What we experience is that for a single precision simulation the max trace depth is 10 even for the most simple geometry on a RTX A4500. The application hits a limit when it creates the ray tracing pipeline with a larger value.
After skimming through the Optix documentation my understanding is that this is related to the total stack size that the pipeline would require for the trace. Since this seems to only depend on the programs of which the pipeline is composed and the trace depth but NOT the size of the scene graph (BVH), it would explain the observed behavior. When performing a double precision trace, the limit is 5, i.e. half of the single precision run which I would also expect according to my understanding.

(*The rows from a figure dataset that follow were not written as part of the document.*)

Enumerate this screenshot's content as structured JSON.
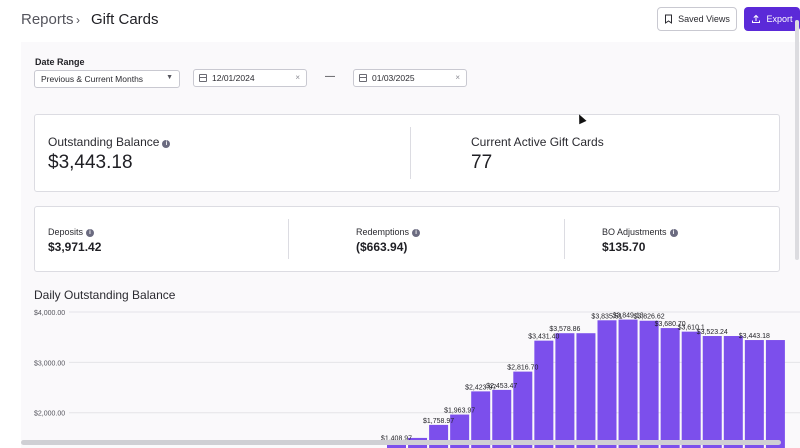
{
  "breadcrumb": {
    "root": "Reports",
    "separator": "›",
    "current": "Gift Cards"
  },
  "toolbar": {
    "saved_views_label": "Saved Views",
    "export_label": "Export",
    "accent": "#5b2ad8"
  },
  "filters": {
    "date_range_label": "Date Range",
    "preset": "Previous & Current Months",
    "start_date": "12/01/2024",
    "end_date": "01/03/2025",
    "separator": "—"
  },
  "summary": {
    "outstanding_label": "Outstanding Balance",
    "outstanding_value": "$3,443.18",
    "active_label": "Current Active Gift Cards",
    "active_value": "77"
  },
  "metrics": {
    "deposits_label": "Deposits",
    "deposits_value": "$3,971.42",
    "redemptions_label": "Redemptions",
    "redemptions_value": "($663.94)",
    "bo_label": "BO Adjustments",
    "bo_value": "$135.70"
  },
  "chart_title": "Daily Outstanding Balance",
  "chart_data": {
    "type": "bar",
    "title": "Daily Outstanding Balance",
    "color": "#7c4fec",
    "ylim": [
      1300,
      4000
    ],
    "yticks": [
      "$2,000.00",
      "$3,000.00",
      "$4,000.00"
    ],
    "ytick_values": [
      2000,
      3000,
      4000
    ],
    "values": [
      1408.97,
      1500,
      1758.97,
      1963.97,
      2423.97,
      2453.47,
      2816.7,
      3431.4,
      3578.86,
      3578.86,
      3835.51,
      3849.13,
      3826.62,
      3680.7,
      3610.1,
      3523.24,
      3523.24,
      3443.18,
      3443.18
    ],
    "labels": [
      "$1,408.97",
      "",
      "$1,758.97",
      "$1,963.97",
      "$2,423.97",
      "$2,453.47",
      "$2,816.70",
      "$3,431.40",
      "$3,578.86",
      "",
      "$3,835.51",
      "$3,849.13",
      "$3,826.62",
      "$3,680.70",
      "$3,610.1",
      "$3,523.24",
      "",
      "$3,443.18",
      ""
    ]
  }
}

Although the stack size required by a pipeline for a particular call graph is hard to predict because it depends on so many parameters there must be some limited resource on the GPU which determines when the requirement is too high.
I would like to understand which resource this is (memory, L2 cache, L1 cache, … ?) to enable an educated decision which GPU to chose for extending the trace depth limit for a particular situation. The capability of the RTX A4500 is unfortunately too low in our particular case.